If participants had separately agreed, blood was collected during the second visit (physician) in the following order: Serum, EDTA and Lithium-Heparin. Participants who were successfully instructed on visit one, also provided mid-stream urine (morning void).

Baseline laboratory tests included a complete blood cell count, levels of albumin, creatinine, cholesterol, high density lipoprotein, low density lipoprotein, glucose, gamma-glutamyl transferase, uric acid and urea.

Blood and urine specimens were stored for analysis of biomarkers, vitamins, hormones, micronutrients and genetic analyses.

Discussion

The approach of our project differs considerably from other national and international studies by its predominant focus on activity, medication and falls. With an over-sampling of age groups IMCA-RHSE and ActiFE Ulm is a study with a high number of individuals in the highest age groups.
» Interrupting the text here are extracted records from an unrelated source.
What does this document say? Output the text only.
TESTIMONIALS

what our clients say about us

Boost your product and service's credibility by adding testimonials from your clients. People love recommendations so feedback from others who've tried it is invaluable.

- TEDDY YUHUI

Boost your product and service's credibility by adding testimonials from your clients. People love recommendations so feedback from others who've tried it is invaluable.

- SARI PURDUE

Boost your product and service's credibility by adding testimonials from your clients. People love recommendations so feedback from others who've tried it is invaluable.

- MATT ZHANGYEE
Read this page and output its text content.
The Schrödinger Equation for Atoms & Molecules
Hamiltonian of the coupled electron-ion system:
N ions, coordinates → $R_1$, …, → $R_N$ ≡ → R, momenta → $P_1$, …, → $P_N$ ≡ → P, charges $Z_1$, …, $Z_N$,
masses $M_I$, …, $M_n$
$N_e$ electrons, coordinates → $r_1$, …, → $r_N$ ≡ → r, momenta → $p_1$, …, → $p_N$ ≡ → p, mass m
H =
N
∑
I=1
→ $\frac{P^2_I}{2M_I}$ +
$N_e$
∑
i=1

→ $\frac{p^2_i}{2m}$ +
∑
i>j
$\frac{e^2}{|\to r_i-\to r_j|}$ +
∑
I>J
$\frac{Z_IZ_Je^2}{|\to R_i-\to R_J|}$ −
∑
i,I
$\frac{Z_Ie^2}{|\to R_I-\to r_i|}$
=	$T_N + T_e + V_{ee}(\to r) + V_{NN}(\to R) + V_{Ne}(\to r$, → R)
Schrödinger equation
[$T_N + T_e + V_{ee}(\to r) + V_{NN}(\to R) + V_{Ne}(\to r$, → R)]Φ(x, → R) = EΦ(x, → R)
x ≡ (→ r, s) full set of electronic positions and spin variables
This was needed to adequately picture associations between activity, change of medication, biomarkers of ageing, respiratory disease, falls and their impact on function and autonomy in these steadily growing age-groups.

The cooperation with the IMCA-RHSE will bring mutual benefits combining detailed information on respiratory disease, including high standard pre- and post-bronchodilatator spirometry, and comprehensive geriatric assessments. In the German IMCA-RHSE and ActiFE datasets this will allow detailed analyses on the associations of respiratory diseases with geriatric syndromes and its impact on disability in follow-up studies. Furthermore, certain analyses can be carried out on a larger international dataset, because aspects from the presented ActiFE Ulm study have been included as optional modules in the European IMCA-RHSE. The enriching collaboration with IMCA and the various Ulm University partners led to important choices regarding the selection of assessment instruments used in this study. Our goal was to minimize the impact of the overall data collection on the participants, while attempting to gather all the relevant data that would allow us to adequately examine the objectives of our study. Hence, we had to be concise while not missing important geriatric domains. We believe that this parsimonious approach can be feasible for several parameters like for the assessment of activities of daily living (e.g. practiced in the LASA study) [67] but also for social networking, hearing, vision and other parameters.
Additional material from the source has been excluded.